Getting paid properly!

It’s so hard to get people to pay you what you deserve for your work. Also, as a young woman, some people have a hard time taking my feedback.

It thankfully doesn’t happen all the time, but that kind of insidious misogyny has been difficult to navigate and impossible to escape. Those kinds of sexist attitudes come so naturally to people that they don’t even always realise what they’re doing, or why they’re feeling undermined.

This isn’t just a publication world thing; all of my female-presenting peers have encountered this in various different fields and workplaces.

My advice

What’s the best career-related advice you’ve ever received?
This is a bit cliché, but if you don’t ask, you don’t get.

Opportunities very rarely fall in your lap. All the jobs I’ve gotten are through taking a punt and sending a cringe email – the worst thing they can do is say no.

What advice would you give someone looking to get into a similar career?
Having a creative support network is important, especially if you’re a writer, because it can be such a solitary experience.

It’s great to have a writer’s group or club where you can not only share your work, but also see first-hand how other writers are actually doing, instead of viewing it through the rose-tinted lens of Twitter or Instagram that can be really toxic.

If you’re at uni, join creative societies! And if they don’t have them, make one yourself!

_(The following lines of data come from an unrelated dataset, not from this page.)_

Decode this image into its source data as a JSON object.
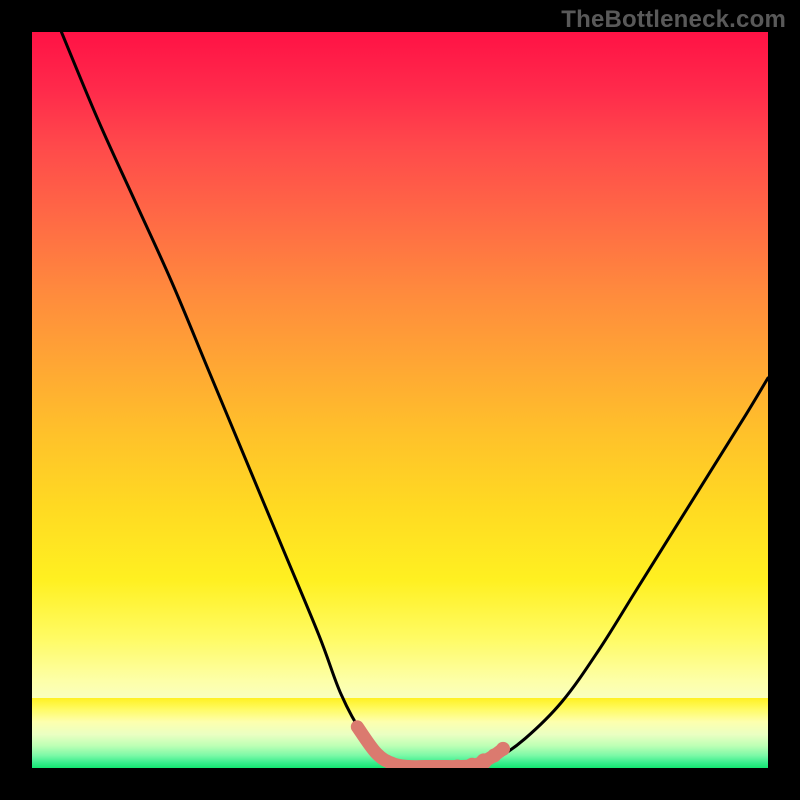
{
  "watermark": "TheBottleneck.com",
  "chart_data": {
    "type": "line",
    "title": "",
    "xlabel": "",
    "ylabel": "",
    "xlim": [
      0,
      100
    ],
    "ylim": [
      0,
      100
    ],
    "series": [
      {
        "name": "left-curve",
        "x": [
          4,
          9,
          14,
          19,
          24,
          29,
          34,
          39,
          42,
          45,
          48,
          50
        ],
        "values": [
          100,
          88,
          77,
          66,
          54,
          42,
          30,
          18,
          10,
          4.5,
          1.2,
          0.2
        ]
      },
      {
        "name": "right-curve",
        "x": [
          60,
          63,
          67,
          72,
          77,
          82,
          87,
          92,
          97,
          100
        ],
        "values": [
          0.2,
          1.2,
          4,
          9,
          16,
          24,
          32,
          40,
          48,
          53
        ]
      },
      {
        "name": "flat-min",
        "x": [
          50,
          51,
          53,
          55,
          57,
          59,
          60
        ],
        "values": [
          0.2,
          0.0,
          0.0,
          0.0,
          0.0,
          0.0,
          0.2
        ]
      }
    ],
    "markers": {
      "name": "salmon-dots",
      "color": "#db7a6f",
      "points": [
        {
          "x": 44.2,
          "y": 5.6,
          "r": 6
        },
        {
          "x": 46.8,
          "y": 2.0,
          "r": 5
        },
        {
          "x": 49.0,
          "y": 0.6,
          "r": 6
        },
        {
          "x": 51.2,
          "y": 0.2,
          "r": 6
        },
        {
          "x": 53.4,
          "y": 0.2,
          "r": 6
        },
        {
          "x": 55.6,
          "y": 0.2,
          "r": 6
        },
        {
          "x": 57.8,
          "y": 0.2,
          "r": 7
        },
        {
          "x": 59.8,
          "y": 0.3,
          "r": 8
        },
        {
          "x": 61.4,
          "y": 0.9,
          "r": 8
        },
        {
          "x": 62.8,
          "y": 1.7,
          "r": 7
        },
        {
          "x": 64.0,
          "y": 2.6,
          "r": 7
        }
      ]
    },
    "gradient_stops": [
      {
        "pos": 0,
        "color": "#ff1245"
      },
      {
        "pos": 50,
        "color": "#ffb82f"
      },
      {
        "pos": 78,
        "color": "#fff021"
      },
      {
        "pos": 100,
        "color": "#13e671"
      }
    ]
  }
}
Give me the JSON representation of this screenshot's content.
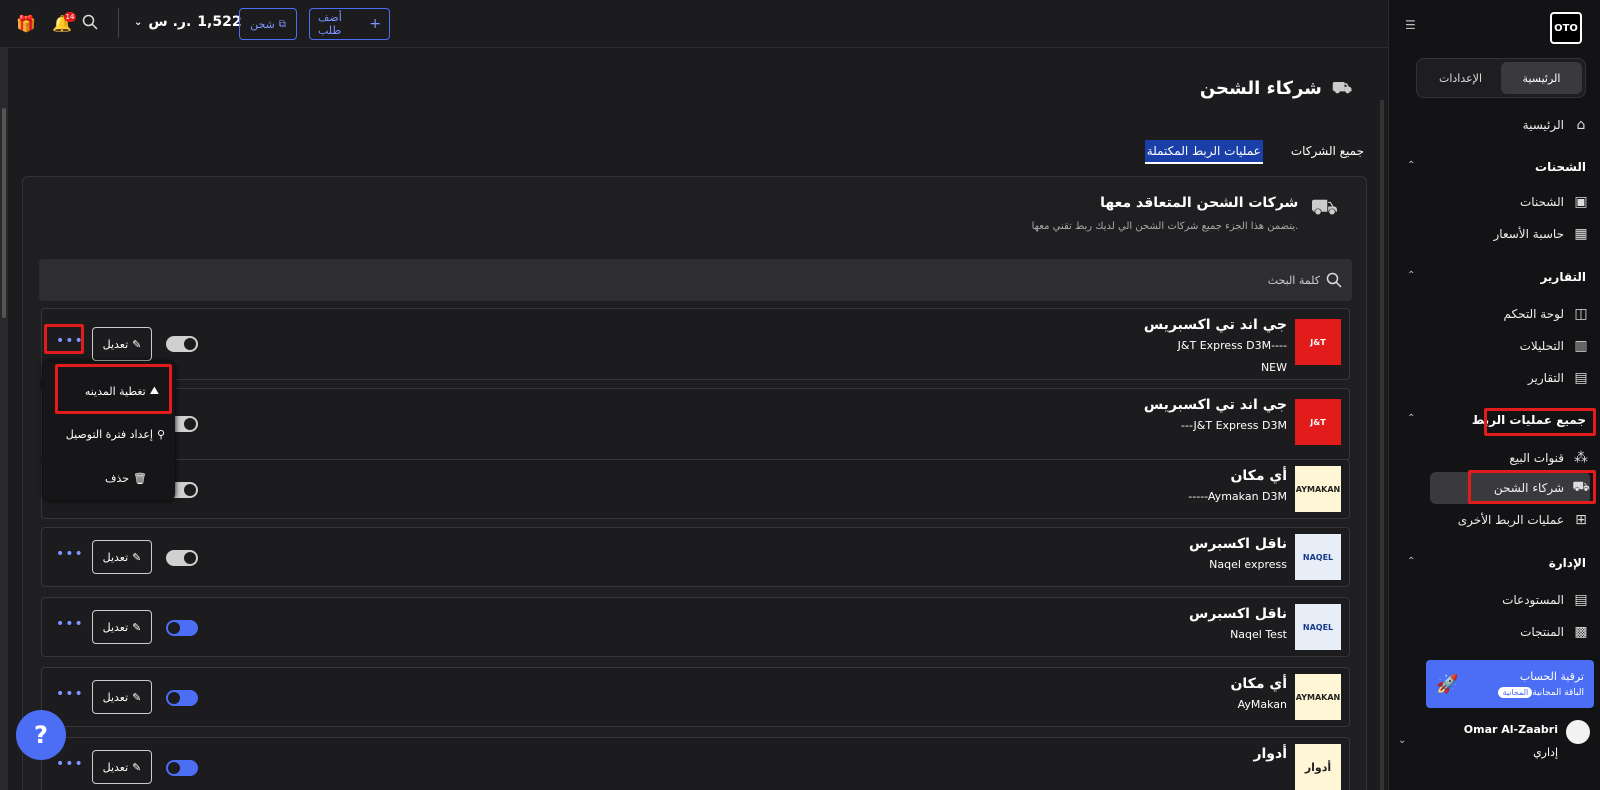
{
  "sidebar": {
    "logo": "OTO",
    "seg_home": "الرئيسية",
    "seg_settings": "الإعدادات",
    "home": "الرئيسية",
    "sec_shipments": "الشحنات",
    "shipments": "الشحنات",
    "price_calc": "حاسبة الأسعار",
    "sec_reports": "التقارير",
    "dashboard": "لوحة التحكم",
    "analytics": "التحليلات",
    "reports": "التقارير",
    "sec_integrations": "جميع عمليات الربط",
    "sales_channels": "قنوات البيع",
    "shipping_partners": "شركاء الشحن",
    "other_integrations": "عمليات الربط الأخرى",
    "sec_management": "الإدارة",
    "warehouses": "المستودعات",
    "products": "المنتجات",
    "upgrade_title": "ترقية الحساب",
    "upgrade_plan": "الباقة المجانية",
    "upgrade_pill": "المجانية",
    "user_name": "Omar Al-Zaabri",
    "user_role": "إداري"
  },
  "topbar": {
    "notif_count": "14",
    "balance_amount": "1,522",
    "balance_currency": "ر. س.",
    "ship_label": "شحن",
    "add_order_label": "أضف طلب"
  },
  "page": {
    "title": "شركاء الشحن",
    "tab_all": "جميع الشركات",
    "tab_completed": "عمليات الربط المكتملة",
    "panel_title": "شركات الشحن المتعاقد معها",
    "panel_subtitle": "يتضمن هذا الجزء جميع شركات الشحن الي لديك ربط تقني معها.",
    "search_placeholder": "كلمة البحث",
    "edit_label": "تعديل",
    "more_label": "•••"
  },
  "cards": [
    {
      "name": "جي اند تي اكسبريس",
      "sub": "J&T Express D3M----",
      "sub2": "NEW",
      "logo": "J&T",
      "active": false
    },
    {
      "name": "جي اند تي اكسبريس",
      "sub": "---J&T Express D3M",
      "sub2": "",
      "logo": "J&T",
      "active": false
    },
    {
      "name": "أي مكان",
      "sub": "-----Aymakan D3M",
      "sub2": "",
      "logo": "AYMAKAN",
      "active": false
    },
    {
      "name": "ناقل اكسبرس",
      "sub": "Naqel express",
      "sub2": "",
      "logo": "NAQEL",
      "active": false
    },
    {
      "name": "ناقل اكسبرس",
      "sub": "Naqel Test",
      "sub2": "",
      "logo": "NAQEL",
      "active": true
    },
    {
      "name": "أي مكان",
      "sub": "AyMakan",
      "sub2": "",
      "logo": "AYMAKAN",
      "active": true
    },
    {
      "name": "أدوار",
      "sub": "",
      "sub2": "",
      "logo": "أدوار",
      "active": true
    }
  ],
  "menu": {
    "city_coverage": "تغطية المدينه",
    "delivery_window": "إعداد فترة التوصيل",
    "delete": "حذف"
  },
  "help_label": "?",
  "colors": {
    "accent": "#4c6ef5",
    "highlight": "#e21b1b",
    "jt_red": "#e21b1b",
    "aymakan_bg": "#fff6d6"
  }
}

In my second year, myself and a couple of friends started the Glasgow University Zine Society, which is still alive and well today.

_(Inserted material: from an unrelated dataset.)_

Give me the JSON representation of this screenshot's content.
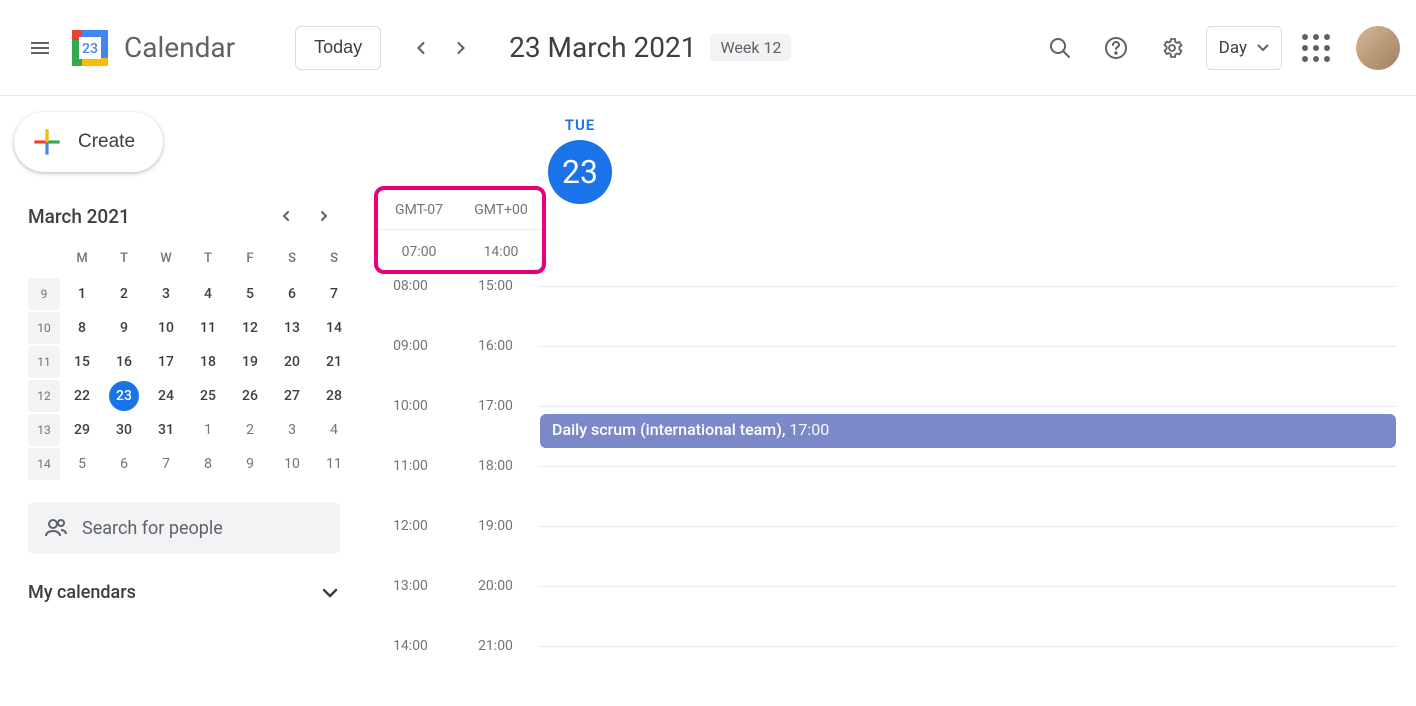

Being a part of Gum [Glasgow University Magazine] – first as a writer, then as style and beauty editor, and finally as co-editor-in-chief – was also so instrumental. It’s such a great, fun, experimental space to play and be free. I didn’t really appreciate having such a liberating platform for creativity – we weren’t beholden to the university, or to advertisers, so we could publish off-the-wall, super-liberal, queer content without worrying about being too this or too that.

If you’re not at university, seek out as many free, creative workshops, collectives and opportunities as you can! They are there, and they would love to have you.

  • Scottish Youth Theatre has amazing resources, I’ve have found a group of writers to share work with through TextLab.
  • Creative Scotland’s Opportunities hub always has loads of free and interesting workshops on there. They also post paid jobs too.
  • In Glasgow, Gum, Pith and From Glasgow to Saturn regularly host free workshops which you don’t have to be a Glasgow Uni student to attend.
  • Also shout out to Drawing Life Glasgow. I modelled for them for a few years which bolstered my confidence; their life drawing sessions are a great de-stresser and a good way of meeting other creatives.